Congratulations! You have successfully used the model deployed and trained on Azure ML with the Azure ML SDK!
> **_NOTE:_** Once you finish the project, remember to delete all the resources.
## 🚀 Challenge
There are many other things you can do with the SDK, but unfortunately, we can't cover them all in this lesson. The good news is that learning how to navigate the SDK documentation can help you explore further on your own. Check out the Azure ML SDK documentation and look for the `Pipeline` class, which allows you to create pipelines. A pipeline is a sequence of steps that can be executed as a workflow.
**HINT:** Visit the [SDK documentation](https://docs.microsoft.com/python/api/overview/azure/ml/?view=azure-ml-py?WT.mc_id=academic-77958-bethanycheum&ocid=AID3041109) and use keywords like "Pipeline" in the search bar.
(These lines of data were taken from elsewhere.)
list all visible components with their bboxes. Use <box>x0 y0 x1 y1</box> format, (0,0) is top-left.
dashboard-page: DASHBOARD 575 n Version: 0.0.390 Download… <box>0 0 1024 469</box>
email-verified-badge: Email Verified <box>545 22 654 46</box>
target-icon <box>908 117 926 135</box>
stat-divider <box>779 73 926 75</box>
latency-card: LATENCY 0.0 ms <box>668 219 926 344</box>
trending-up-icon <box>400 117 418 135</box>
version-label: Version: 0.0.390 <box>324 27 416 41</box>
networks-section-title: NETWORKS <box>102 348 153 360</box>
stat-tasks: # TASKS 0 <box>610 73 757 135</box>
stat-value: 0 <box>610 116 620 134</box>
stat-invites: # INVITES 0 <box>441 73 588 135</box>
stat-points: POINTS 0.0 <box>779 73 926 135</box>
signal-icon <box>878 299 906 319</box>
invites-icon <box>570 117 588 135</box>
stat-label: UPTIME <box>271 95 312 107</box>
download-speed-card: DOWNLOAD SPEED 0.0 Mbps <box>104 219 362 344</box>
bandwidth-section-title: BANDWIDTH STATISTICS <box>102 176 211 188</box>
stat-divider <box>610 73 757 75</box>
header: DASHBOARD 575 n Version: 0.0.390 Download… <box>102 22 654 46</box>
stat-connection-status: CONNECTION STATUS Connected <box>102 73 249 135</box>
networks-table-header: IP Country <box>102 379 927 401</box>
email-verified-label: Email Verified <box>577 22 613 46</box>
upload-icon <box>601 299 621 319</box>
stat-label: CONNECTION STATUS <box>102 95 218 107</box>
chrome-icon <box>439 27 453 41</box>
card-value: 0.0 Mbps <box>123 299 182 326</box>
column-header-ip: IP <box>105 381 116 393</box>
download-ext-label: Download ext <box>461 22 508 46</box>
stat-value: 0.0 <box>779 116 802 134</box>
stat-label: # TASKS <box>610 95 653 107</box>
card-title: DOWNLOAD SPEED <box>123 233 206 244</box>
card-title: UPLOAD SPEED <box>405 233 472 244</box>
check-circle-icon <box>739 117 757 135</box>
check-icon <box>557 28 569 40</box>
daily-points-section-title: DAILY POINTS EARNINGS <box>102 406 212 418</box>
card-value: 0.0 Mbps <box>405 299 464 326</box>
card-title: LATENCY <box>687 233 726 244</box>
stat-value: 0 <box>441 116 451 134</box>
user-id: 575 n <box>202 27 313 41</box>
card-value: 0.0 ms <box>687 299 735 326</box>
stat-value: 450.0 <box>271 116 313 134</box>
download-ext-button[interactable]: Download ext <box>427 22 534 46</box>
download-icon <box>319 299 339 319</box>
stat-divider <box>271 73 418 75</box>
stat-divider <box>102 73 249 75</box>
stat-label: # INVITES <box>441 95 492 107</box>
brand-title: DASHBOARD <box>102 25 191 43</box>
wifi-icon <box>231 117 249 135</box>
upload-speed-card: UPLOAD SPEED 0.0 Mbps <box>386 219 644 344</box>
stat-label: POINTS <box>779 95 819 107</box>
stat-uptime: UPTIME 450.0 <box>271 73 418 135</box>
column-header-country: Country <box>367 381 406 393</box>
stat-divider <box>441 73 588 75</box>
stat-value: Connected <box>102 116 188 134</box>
You should find the `azureml.pipeline.core.Pipeline` class in the search results.
## [Post-lecture quiz](https://purple-hill-04aebfb03.1.azurestaticapps.net/quiz/37)
## Review & Self Study
In this lesson, you learned how to train, deploy, and consume a model to predict heart failure risk using the Azure ML SDK in the cloud. Refer to this [documentation](https://docs.microsoft.com/python/api/overview/azure/ml/?view=azure-ml-py?WT.mc_id=academic-77958-bethanycheum&ocid=AID3041109) for more details about the Azure ML SDK. Try creating your own model using the Azure ML SDK.
## Assignment
[Data Science project using Azure ML SDK](assignment.md)
---
**Disclaimer**:
This document has been translated using the AI translation service [Co-op Translator](https://github.com/Azure/co-op-translator). While we strive for accuracy, please note that automated translations may contain errors or inaccuracies. The original document in its native language should be regarded as the authoritative source. For critical information, professional human translation is recommended. We are not responsible for any misunderstandings or misinterpretations resulting from the use of this translation.